AMSTERDAM, ou AMSTELDAM. Amstelodamtum, Amsterodamum, Amstelrodamum. Ville & port de mer en Hollande. Ce n’étoit qu’un château sur la rivière d’Yam, lequel appartenoit aux seigneurs d’Amstel, dont il prit son nom. Quelques pêcheurs s’établirent autour du château, en firent un bourg, qui grossit peu à peu par le commerce de la pêche. Gisbert d’Amstel, l’un des conjurés contre Florent V, comte de Hollande, après son retour, y fit bâtir des ponts, des tours, & apparemment une chaussée, & ce bourg commença à s’appeler Amsteldam, du mot dam, qui signifie chaussée, & du nom des seigneurs du château, Amstel. Ainsi Amsteldam est proprement son nom ; mais l’usage est de dire Amsterdam. Elle ne fut entourée de murailles qu’en 1480. Depuis ce temps-là Amsterdam est une ville qui a toujours augmenté jusqu’au point que nous la voyons. C’est aujourd’hui une des villes du monde des plus riches & des plus marchandes. Mais c’est une tache pour une ville si célébre, dit un Auteur, imprimé à la Haye en 1698, que d’être le réceptacle de toutes les religions. Sa longitude est 26d, 34’, & sa latitude 54d, 30’. Cette ville, selon Hortensius, est à 22°, 44’, 33” de longitude, & 52°, 22’, 45” de latitude. Amsterdam fut pris en 1578, par Guillaume de Nassau après un long siége. Amsterdam porte d’or au pal de gueule, chargé de trois sautoirs d’argent. Le P. Menestrier remarque très-bien que ce pal signifie la chaussée d’Amstel, & les trois sautoirs marquent les levées & les digues. Par une concession de l’Empereur Maximilien, de l’an 1490, ces armes sont timbrées d’une couronne impériale.

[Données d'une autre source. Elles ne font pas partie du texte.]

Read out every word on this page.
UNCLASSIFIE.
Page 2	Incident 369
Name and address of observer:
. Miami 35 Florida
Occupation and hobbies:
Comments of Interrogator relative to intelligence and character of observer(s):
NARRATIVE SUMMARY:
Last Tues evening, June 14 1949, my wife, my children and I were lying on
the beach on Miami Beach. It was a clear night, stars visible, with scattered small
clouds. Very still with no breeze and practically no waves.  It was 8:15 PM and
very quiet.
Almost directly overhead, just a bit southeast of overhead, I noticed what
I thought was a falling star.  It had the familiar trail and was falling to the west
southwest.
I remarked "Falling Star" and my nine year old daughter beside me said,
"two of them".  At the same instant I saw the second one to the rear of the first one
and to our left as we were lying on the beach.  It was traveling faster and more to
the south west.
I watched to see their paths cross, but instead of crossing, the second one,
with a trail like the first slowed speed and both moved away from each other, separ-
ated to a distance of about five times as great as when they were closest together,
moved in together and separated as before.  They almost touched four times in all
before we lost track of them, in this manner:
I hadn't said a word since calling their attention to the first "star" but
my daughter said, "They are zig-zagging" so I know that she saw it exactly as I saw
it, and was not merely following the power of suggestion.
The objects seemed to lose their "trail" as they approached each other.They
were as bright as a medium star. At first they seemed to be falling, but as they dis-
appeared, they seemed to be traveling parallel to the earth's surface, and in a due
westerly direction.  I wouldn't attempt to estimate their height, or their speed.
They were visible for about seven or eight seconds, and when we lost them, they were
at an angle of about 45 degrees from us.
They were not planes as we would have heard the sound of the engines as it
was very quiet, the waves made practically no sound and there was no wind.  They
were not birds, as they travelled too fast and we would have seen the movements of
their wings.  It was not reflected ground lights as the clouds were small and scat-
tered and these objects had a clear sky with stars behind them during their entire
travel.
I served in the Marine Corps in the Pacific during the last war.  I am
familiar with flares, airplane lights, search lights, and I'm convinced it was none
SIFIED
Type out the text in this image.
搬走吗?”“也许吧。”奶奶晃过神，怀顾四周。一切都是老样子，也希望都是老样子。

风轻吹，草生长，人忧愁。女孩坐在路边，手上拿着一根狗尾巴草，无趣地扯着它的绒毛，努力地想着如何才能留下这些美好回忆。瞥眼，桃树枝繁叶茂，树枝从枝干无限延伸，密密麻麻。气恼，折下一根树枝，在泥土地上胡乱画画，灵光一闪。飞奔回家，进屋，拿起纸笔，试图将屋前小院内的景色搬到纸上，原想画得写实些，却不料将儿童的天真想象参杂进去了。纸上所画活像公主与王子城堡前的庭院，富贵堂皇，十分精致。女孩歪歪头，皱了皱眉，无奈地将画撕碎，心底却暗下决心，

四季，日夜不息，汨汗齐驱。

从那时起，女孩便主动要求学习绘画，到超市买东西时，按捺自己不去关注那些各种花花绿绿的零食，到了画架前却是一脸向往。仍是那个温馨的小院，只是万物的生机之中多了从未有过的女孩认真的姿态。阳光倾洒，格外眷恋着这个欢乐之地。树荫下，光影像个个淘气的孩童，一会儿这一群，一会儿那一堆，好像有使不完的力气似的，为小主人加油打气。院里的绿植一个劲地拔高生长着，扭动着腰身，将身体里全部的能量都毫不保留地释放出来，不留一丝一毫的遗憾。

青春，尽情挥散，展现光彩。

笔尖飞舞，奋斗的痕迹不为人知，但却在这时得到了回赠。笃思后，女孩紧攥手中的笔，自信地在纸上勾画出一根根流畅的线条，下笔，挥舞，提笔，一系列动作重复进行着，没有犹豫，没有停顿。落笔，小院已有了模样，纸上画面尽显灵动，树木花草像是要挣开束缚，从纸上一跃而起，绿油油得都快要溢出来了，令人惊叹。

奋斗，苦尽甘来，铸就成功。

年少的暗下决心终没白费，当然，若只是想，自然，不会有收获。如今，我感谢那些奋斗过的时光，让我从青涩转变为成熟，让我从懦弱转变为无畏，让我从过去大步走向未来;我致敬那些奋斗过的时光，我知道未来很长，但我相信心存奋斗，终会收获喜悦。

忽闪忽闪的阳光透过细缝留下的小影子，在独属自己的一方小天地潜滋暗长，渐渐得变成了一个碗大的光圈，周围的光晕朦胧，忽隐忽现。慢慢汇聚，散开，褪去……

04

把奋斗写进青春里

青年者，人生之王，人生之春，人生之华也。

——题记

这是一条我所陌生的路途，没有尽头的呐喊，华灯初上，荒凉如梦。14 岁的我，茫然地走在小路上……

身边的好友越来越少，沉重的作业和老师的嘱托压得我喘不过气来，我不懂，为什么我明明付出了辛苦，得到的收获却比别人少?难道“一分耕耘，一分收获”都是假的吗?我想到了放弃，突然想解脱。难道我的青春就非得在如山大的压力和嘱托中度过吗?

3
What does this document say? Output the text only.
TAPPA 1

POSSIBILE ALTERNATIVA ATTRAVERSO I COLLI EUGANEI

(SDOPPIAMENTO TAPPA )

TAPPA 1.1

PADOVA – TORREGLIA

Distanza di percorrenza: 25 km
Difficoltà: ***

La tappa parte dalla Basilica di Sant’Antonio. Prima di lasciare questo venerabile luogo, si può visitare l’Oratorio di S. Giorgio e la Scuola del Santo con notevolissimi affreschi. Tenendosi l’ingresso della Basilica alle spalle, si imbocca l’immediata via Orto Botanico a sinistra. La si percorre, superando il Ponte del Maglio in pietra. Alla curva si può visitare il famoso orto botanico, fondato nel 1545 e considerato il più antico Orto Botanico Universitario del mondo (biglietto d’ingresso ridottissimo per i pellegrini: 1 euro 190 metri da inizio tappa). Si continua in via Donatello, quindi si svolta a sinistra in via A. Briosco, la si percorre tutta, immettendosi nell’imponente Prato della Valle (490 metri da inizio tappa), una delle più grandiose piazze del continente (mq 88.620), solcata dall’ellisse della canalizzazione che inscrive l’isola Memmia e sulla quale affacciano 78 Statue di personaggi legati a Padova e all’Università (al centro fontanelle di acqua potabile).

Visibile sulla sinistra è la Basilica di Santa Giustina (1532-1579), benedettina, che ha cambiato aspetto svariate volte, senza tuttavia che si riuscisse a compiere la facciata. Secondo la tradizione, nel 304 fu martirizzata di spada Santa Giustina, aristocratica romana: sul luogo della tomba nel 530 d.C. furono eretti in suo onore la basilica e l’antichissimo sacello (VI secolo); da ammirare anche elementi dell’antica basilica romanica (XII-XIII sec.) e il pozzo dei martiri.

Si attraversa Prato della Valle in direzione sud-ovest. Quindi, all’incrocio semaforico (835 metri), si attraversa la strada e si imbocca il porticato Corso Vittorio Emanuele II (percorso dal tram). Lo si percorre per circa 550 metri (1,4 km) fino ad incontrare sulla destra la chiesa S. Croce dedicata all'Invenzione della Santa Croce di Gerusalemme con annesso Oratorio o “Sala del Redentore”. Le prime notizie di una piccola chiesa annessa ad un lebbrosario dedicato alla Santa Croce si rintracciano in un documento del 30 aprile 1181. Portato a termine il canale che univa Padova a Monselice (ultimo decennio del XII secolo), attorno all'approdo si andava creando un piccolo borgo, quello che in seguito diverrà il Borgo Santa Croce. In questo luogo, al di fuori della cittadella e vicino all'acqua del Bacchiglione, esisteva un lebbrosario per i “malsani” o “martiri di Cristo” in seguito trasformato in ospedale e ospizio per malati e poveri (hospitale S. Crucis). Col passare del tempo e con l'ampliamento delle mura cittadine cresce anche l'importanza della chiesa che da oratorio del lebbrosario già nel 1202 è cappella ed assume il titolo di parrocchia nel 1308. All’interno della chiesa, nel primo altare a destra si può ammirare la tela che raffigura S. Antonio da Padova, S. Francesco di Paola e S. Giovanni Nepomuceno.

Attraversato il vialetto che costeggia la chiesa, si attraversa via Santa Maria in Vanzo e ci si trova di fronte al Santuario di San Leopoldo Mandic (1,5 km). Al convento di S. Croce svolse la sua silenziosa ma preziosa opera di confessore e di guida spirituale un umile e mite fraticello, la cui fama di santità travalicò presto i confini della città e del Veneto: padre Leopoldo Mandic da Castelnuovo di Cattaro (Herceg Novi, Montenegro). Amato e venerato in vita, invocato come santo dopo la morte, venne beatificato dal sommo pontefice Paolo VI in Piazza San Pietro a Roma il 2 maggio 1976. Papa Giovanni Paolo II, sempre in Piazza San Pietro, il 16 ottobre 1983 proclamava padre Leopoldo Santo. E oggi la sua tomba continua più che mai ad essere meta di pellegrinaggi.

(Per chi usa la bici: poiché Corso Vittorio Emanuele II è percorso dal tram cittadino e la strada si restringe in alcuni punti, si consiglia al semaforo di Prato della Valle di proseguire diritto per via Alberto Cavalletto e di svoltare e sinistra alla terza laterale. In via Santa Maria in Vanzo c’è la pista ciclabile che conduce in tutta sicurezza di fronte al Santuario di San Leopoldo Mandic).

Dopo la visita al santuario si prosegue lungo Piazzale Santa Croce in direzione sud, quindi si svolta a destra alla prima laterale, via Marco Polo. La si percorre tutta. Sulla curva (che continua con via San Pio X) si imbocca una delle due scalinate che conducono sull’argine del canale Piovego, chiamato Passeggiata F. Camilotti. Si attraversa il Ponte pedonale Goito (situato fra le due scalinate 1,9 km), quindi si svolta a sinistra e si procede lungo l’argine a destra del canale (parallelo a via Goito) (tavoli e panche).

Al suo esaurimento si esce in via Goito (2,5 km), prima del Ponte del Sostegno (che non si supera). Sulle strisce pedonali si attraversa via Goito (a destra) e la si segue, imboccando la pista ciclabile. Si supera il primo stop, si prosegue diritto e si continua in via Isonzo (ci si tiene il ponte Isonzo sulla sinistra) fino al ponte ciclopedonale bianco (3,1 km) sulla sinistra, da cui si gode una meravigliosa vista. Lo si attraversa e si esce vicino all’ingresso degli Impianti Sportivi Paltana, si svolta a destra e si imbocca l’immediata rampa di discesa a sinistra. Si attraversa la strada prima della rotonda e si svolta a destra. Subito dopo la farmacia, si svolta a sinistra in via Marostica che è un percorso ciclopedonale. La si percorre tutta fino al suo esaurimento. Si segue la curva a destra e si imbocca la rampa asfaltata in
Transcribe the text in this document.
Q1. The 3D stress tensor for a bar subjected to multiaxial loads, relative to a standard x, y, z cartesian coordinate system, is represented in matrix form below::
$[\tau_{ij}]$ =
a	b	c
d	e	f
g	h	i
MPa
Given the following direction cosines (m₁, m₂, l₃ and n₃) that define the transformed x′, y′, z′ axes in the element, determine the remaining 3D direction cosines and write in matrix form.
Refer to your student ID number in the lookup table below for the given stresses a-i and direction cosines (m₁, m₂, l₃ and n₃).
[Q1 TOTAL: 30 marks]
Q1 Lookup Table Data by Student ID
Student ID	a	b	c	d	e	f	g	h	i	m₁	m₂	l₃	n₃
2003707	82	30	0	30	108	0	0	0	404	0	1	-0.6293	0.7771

NOUVELLE AMSTERDAM. Novum Amstelodamum. C’est une ville de l’Amérique septentrionale, à l’embouchure du fleuve du Nord, dans le nouveau Pays-Bas.

Il y a encore cinq îles auxquelles on a donné le nom d’Amsterdam. L’une est dans la mer glaciale, près des côtes du Spitsberg. Une autre dans l’Asie, entre les îles du Japon & Formose. Une troisième dans la mer pacifique, entre l’île Salomon & les côtes du Pérou. La quatrième est dans l’océan Indien, entre la nouvelle Hollande au levant, & l’île de Madagascar au couchant. Enfin, la cinquième est dans l’Asie, près de la côte orientale de l’île de Céilan. Les Hollandois y ont un fort, qu’ils nomment Amsterdam.

AMSTRUTTER, ou ANSTRUTTER. Ville d’Ecosse. Amstruttera, Anstruttera. Elle est dans la province de Fire, sur le golfe de Forth ou d’Edimbourg. Elle est séparée en deux par une petite rivière qui y passe ; ce qui fait comme deux villes, dont l’une s’appelle East Amstrutter, c’est-à-dire, l’Amstrutter oriental ; & l’autre West Amstrutter, l’Amstrutter occidental.

AMT.

AMTHAR. Ancienne ville de la Terre-Sainte Amthar. Elle étoit dans la tribu de Zabulon, dans la partie qui confinoit à celle de Nephthali.

AMU.

AMU. Lac du Zagatay. Amus. Il sort de ce lac une petite rivière de même nom, qui, jointe à une autre nommée apparament Abia, forme la rivière d’Abiamu, ou Géhun, & Giéhun.

AMUCE. s. f. Qui s’est dit autrefois pour Aumusse, & qui se trouve dans l’acte de la fondation du chapitre de Lamballe, fait l’an 1435, par Jean, duc de Bretagne, qui veut que les chanoines qu’il appelle Chapelains, soient & demeurent au chœur de ladite église en surplis, amuces en hiver, & à chapeaux de cuir en été. Voyez Lobineau. Hist. de Bretagne, T. II, p. 104. col. 1.

AMULER. Terme de Marine. C’est peser sur la voile & sur le bord vers le vent. Voyez Amurer.

AMULETTE. s. m. ☞ Remède, figure ou caractère auxquels la crédulité ou la superstition attribuent beaucoup de propriétés. On prétend qu’en l’attachant au cou, il guérit ou préserve de divers maux. Amuletum. Il y a des amulettes mystérieux, qui consistent en caractères & en paroles qui servent à éloigner les maux & à en garantir. Pline en fait souvent mention.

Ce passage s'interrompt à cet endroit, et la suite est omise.